Gece balkonda Sprite rom ile kitap okuduk.
Sabah havaalanından aldığımız broşürlerden okuyup merak ettiğimiz Kappil Beach’e gimeye karar verdik. LP’de hiç bahsi geçmediğinden sakin bir yer olacağını düşündük.
köyün içine kadar yürüyüp epey bekledikten sonra bir rikşa bulduk. 18 kilometreymiş, gidiş geliş 150 rupi'ye anlaştık. Yolda bir müslüman mezarlığı görüp durmasını isteyince suratsız şöför müslüman olduğumuzu öğrendi, ve yüzünde güller açtı. Bir köyün içinden geçerken evine uğradı, bizi annesi ve kardeşleriyle tanıştırdı.Evin avlusundaki kuyudan su çekip, ne kadar tatlı olduğunu göstermek için illa da bana içirdi. Neme lazım dedim, ufak bir yudum aldım.
Kappil plajı terkedilmiş bir yermiş. İkisi de kapalı olan bir otel ve bir tekne kulübü dışında turistik bir atraksiyon yoktu. aslında plaj da yoktu, kayalık bir kıyıydı, ama backwater denen tatlı sular Dalyan'daki gibi denizin hemen yanında paralel uzanıyordu. Fazla oyalanmadan geri döndük. Yol üzerindeki köyler sakin, güzel ve fakirdi.Duvarlarda orak-çekiçler vardı.
Kappil dönüşü sağ taraftaki ufak plaja yürüdük. Burası daha sakinmiş, ama dalga aynı şiddette devam ediyor.
Sabah otelciyle hesabı kestikten sonra Kollam kentine gitmek üzere Varkala'dan ayrıldık. Çevirdiğimiz rikşacı normalde 30-40 rupi tutacak yola 80 rupi istedi.

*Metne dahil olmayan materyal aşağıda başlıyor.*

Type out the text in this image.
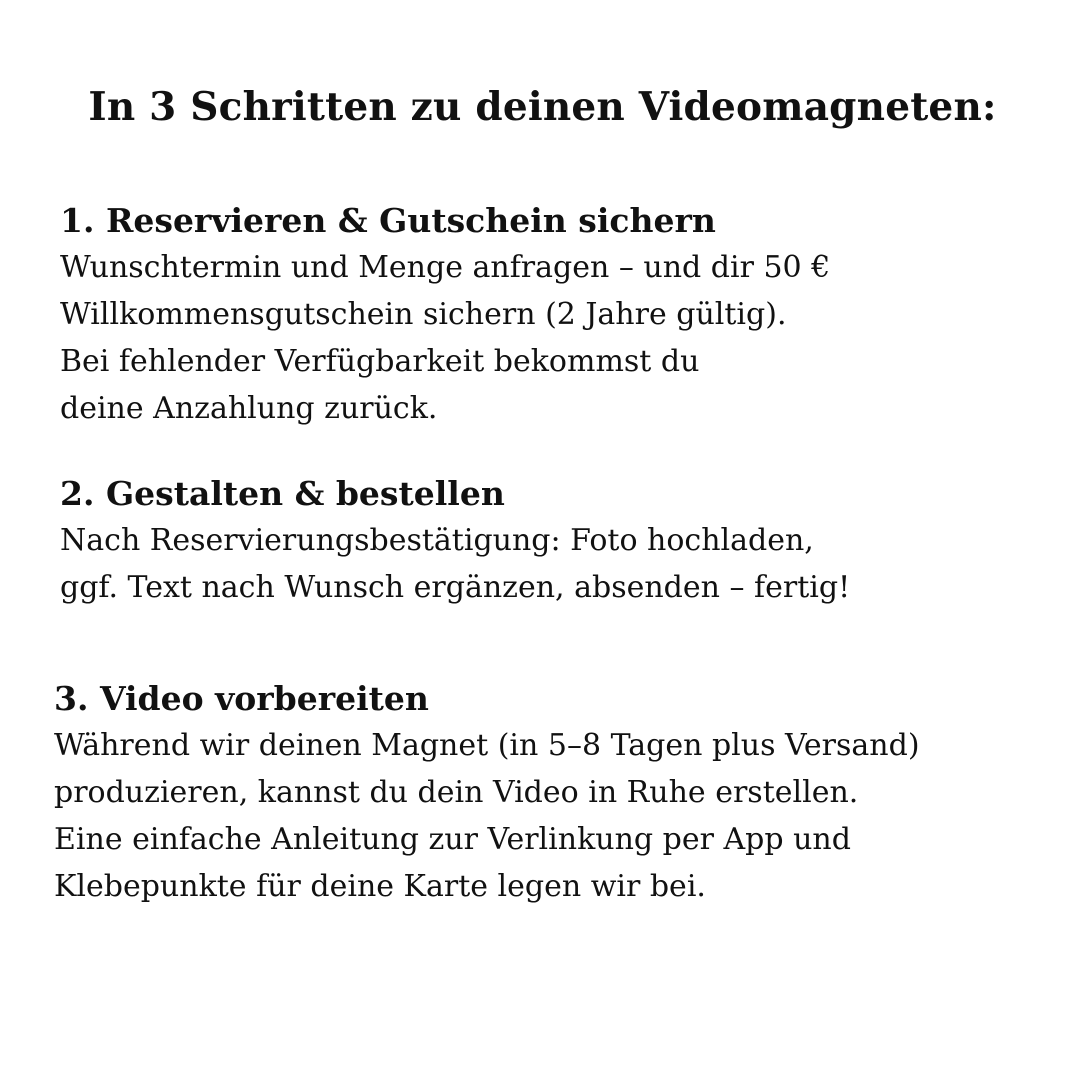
In 3 Schritten zu deinen Videomagneten:
1. Reservieren & Gutschein sichern

Wunschtermin und Menge anfragen – und dir 50 €
Willkommensgutschein sichern (2 Jahre gültig).
Bei fehlender Verfügbarkeit bekommst du
deine Anzahlung zurück.

2. Gestalten & bestellen

Nach Reservierungsbestätigung: Foto hochladen,
ggf. Text nach Wunsch ergänzen, absenden – fertig!

3. Video vorbereiten

Während wir deinen Magnet (in 5–8 Tagen plus Versand)
produzieren, kannst du dein Video in Ruhe erstellen.
Eine einfache Anleitung zur Verlinkung per App und
Klebepunkte für deine Karte legen wir bei.
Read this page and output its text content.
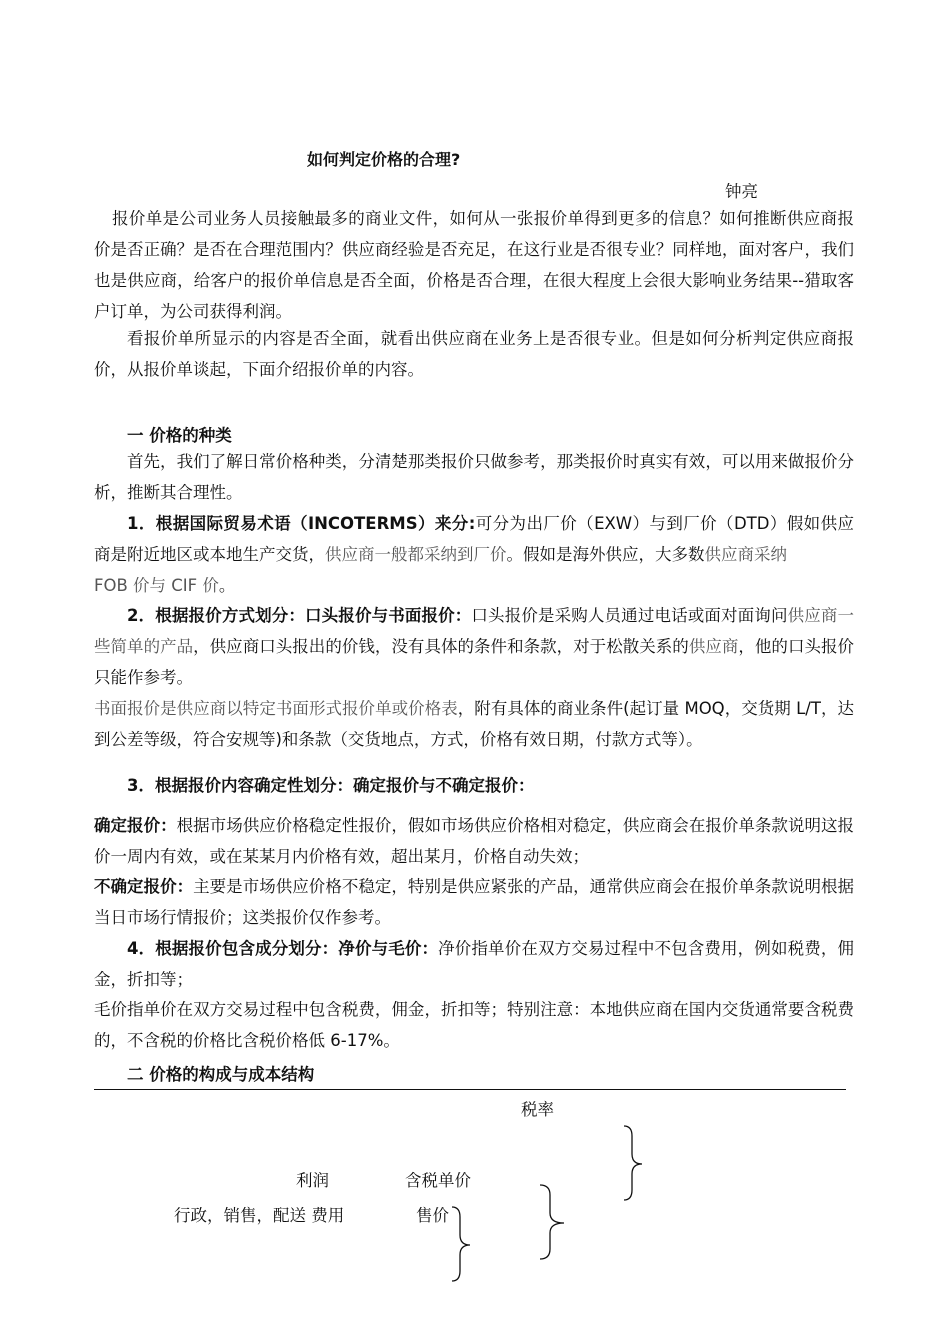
如何判定价格的合理?
钟亮

报价单是公司业务人员接触最多的商业文件，如何从一张报价单得到更多的信息？如何推断供应商报价是否正确？是否在合理范围内？供应商经验是否充足，在这行业是否很专业？同样地，面对客户，我们也是供应商，给客户的报价单信息是否全面，价格是否合理，在很大程度上会很大影响业务结果--猎取客户订单，为公司获得利润。

看报价单所显示的内容是否全面，就看出供应商在业务上是否很专业。但是如何分析判定供应商报价，从报价单谈起，下面介绍报价单的内容。

一 价格的种类

首先，我们了解日常价格种类，分清楚那类报价只做参考，那类报价时真实有效，可以用来做报价分析，推断其合理性。

1．根据国际贸易术语（INCOTERMS）来分:可分为出厂价（EXW）与到厂价（DTD）假如供应商是附近地区或本地生产交货，供应商一般都采纳到厂价。假如是海外供应，大多数供应商采纳
FOB 价与 CIF 价。

2．根据报价方式划分：口头报价与书面报价：口头报价是采购人员通过电话或面对面询问供应商一些简单的产品，供应商口头报出的价钱，没有具体的条件和条款，对于松散关系的供应商，他的口头报价只能作参考。

书面报价是供应商以特定书面形式报价单或价格表，附有具体的商业条件(起订量 MOQ，交货期 L/T，达到公差等级，符合安规等)和条款（交货地点，方式，价格有效日期，付款方式等）。

3．根据报价内容确定性划分：确定报价与不确定报价：

确定报价：根据市场供应价格稳定性报价，假如市场供应价格相对稳定，供应商会在报价单条款说明这报价一周内有效，或在某某月内价格有效，超出某月，价格自动失效；

不确定报价：主要是市场供应价格不稳定，特别是供应紧张的产品，通常供应商会在报价单条款说明根据当日市场行情报价；这类报价仅作参考。

4．根据报价包含成分划分：净价与毛价：净价指单价在双方交易过程中不包含费用，例如税费，佣金，折扣等；

毛价指单价在双方交易过程中包含税费，佣金，折扣等；特别注意：本地供应商在国内交货通常要含税费的，不含税的价格比含税价格低 6-17%。

二 价格的构成与成本结构
税率
利润	含税单价
行政，销售，配送 费用	售价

Söylediğine göre grev ve nümayiş varmış, yola çıkmak çok tehlikeliymiş. Ben tabii ki inanmadım, "Hadi len" anlamına gelen şeyler söyledim, karşılıklı kendi dillerimizde küfrederek ayrıldık.
Çevirdiğimiz diğer rikşacılar da aynı şeyi söyleyince içime şüphe düştü. En sonunda birisiyle 60 rupiye anlaştık. Yolda rikşanın yakıtı bitince şöför koltuğunun altından yedek tüpü çıkartıp değiştirdi.Benzinle çalışanlarda da genelde yarım litrelik su şişesi içinde yedek yakıt ! oluyor.
Gerçekten de köyün içine girmden alternatif ters bir yönden istasyona vardık. Tren saatine epey vakit olduğundan Neşe istasyonda çantaların başında oturdu, ben etrafı gezdim, çeşmeden su doldurdum, fotoğraf çektim.
Trende sleeper class yine tenhaydı. Geçen sefer kondüktör görmeden trenden inmiş, verdiğimiz bilet parasını yakmıştık, bu kez kontrol oldu.
45 dakikada Kollam kentine vardık. Burası house boatların kalktığı merkezlerden biri. Niyetimiz sabah için bir tekne ayarlamak ve su yollarında dolaşmak.